Q: The pink city, in its glorious self plays a very important part of the story, how important was to have the story set in Jaipur?

Joshi: While my own family lived in Jodhpur, Jaipur, Banswara, Bikaner and Chandigarh before leaving for America, I still have extended family throughout Jaipur. It’s a place I know, a place I can describe, a place I can always conjure in my imagination. Remnants of the British Raj and gorgeous Moghul architecture abound there.

Q: How do you think Lakshmi’s struggles will resonate with the Indian women today?

Joshi: Women from all over the world—Indian, White, Black, Hispanic, Filipino, Brazilian, Croatian—write to me daily or tell me in my discussions with virtual book groups how much the story of Lakshmi resonates with them. They find it easy to relate to women who are allowed a smaller life than is their due but who prove to be so resilient that they manage to thrive within its boundaries.

Q: At a tender age of 13, Radha has endured more than a child at that age should. Was deciding to keep her that young a conscious decision?

Joshi: In rural India, many young girls endure far more than children from Western countries; they must leave school to work or marry very young because there isn’t enough food on their family’s table for them.

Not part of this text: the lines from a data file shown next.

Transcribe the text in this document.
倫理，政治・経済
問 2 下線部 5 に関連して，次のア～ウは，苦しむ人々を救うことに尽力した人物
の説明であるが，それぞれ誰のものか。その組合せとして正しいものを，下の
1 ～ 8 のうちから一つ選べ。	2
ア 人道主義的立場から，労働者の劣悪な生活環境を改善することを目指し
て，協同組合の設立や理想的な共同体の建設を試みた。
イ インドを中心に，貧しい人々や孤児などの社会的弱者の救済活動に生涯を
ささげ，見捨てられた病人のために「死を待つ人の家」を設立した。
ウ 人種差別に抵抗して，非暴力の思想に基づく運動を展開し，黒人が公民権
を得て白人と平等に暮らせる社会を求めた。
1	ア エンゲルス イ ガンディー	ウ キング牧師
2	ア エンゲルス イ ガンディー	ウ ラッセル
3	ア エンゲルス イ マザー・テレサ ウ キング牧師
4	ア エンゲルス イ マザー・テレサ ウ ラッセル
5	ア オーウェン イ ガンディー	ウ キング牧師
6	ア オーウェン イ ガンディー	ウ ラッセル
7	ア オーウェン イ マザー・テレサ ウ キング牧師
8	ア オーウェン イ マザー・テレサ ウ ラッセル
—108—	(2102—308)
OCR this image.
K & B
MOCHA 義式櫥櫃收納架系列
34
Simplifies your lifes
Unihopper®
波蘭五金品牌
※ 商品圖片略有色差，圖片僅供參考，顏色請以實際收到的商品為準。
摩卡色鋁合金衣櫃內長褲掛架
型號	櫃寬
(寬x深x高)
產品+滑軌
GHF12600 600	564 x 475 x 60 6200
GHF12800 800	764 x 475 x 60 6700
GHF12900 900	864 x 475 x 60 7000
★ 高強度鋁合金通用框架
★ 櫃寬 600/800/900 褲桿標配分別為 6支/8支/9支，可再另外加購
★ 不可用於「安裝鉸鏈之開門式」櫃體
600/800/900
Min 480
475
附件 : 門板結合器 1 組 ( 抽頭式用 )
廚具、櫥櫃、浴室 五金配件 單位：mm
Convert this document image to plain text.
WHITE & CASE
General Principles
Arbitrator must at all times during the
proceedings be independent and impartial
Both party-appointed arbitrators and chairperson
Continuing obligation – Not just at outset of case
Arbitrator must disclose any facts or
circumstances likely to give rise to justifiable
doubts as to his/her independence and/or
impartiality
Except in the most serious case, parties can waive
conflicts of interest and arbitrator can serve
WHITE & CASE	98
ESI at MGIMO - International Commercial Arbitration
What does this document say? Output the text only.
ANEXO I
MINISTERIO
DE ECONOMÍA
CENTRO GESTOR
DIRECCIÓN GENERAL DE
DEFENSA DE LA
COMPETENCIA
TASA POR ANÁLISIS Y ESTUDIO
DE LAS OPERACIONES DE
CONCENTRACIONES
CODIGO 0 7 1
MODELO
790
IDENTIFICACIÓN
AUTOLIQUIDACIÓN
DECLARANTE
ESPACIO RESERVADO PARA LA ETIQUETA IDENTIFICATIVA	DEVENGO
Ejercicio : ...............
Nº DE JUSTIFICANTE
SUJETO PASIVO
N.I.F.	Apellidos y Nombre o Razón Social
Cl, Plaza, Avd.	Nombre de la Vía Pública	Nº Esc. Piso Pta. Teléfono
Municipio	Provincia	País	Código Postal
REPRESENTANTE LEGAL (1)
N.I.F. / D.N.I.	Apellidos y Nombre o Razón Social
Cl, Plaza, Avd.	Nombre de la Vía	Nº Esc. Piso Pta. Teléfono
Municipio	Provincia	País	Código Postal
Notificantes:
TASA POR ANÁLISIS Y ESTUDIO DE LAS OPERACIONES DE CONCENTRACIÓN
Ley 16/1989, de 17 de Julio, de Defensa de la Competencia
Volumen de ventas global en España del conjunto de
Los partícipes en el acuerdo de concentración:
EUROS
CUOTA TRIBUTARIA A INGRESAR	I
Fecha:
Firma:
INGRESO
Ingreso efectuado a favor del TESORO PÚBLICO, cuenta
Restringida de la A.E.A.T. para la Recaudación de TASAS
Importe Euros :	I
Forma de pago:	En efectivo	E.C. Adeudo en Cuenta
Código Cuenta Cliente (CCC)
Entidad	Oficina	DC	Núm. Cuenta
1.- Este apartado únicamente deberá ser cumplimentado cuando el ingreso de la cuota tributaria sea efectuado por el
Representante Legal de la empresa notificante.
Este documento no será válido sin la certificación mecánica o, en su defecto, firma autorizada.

Reduced access to information and contraception leads to adolescent pregnancies—and the cycle of poverty repeats itself. Educating young girls to read and write can stop that cycle. Both Lakshmi and Radha benefited from the education they received from their father.

Q: It took several years of research for the book to come together, did the story line ever change from what you had started with during this course?

Joshi: The story changed in many ways throughout the decade. While Lakshmi’s character remained virtually the same, Hari’s changed drastically. I altered the relationship between Lakshmi and Samir in different ways before settling on the version you see in the book. The arc of each character deepened and became more complex. Scenes got tighter. Parvati redeemed herself. The sisters fought more, fought less.

Q: Lastly, what kind of books are you reading during this lockdown, any you would like to recommend?

Joshi: During lockdown, I’ve been so busy with virtual book clubs and podcast interviews—125 at last count!—and working on the sequel,The Royal Jewel Cinema, will be in bookstores July, 2021. So I read less than usual. Currently, I’m currently reading The Perfect Scent. It’s part of my research for the third book in the trilogy, which centers on Radha as a perfumer living in France. I can hardly wait for readers to check out the entire trilogy!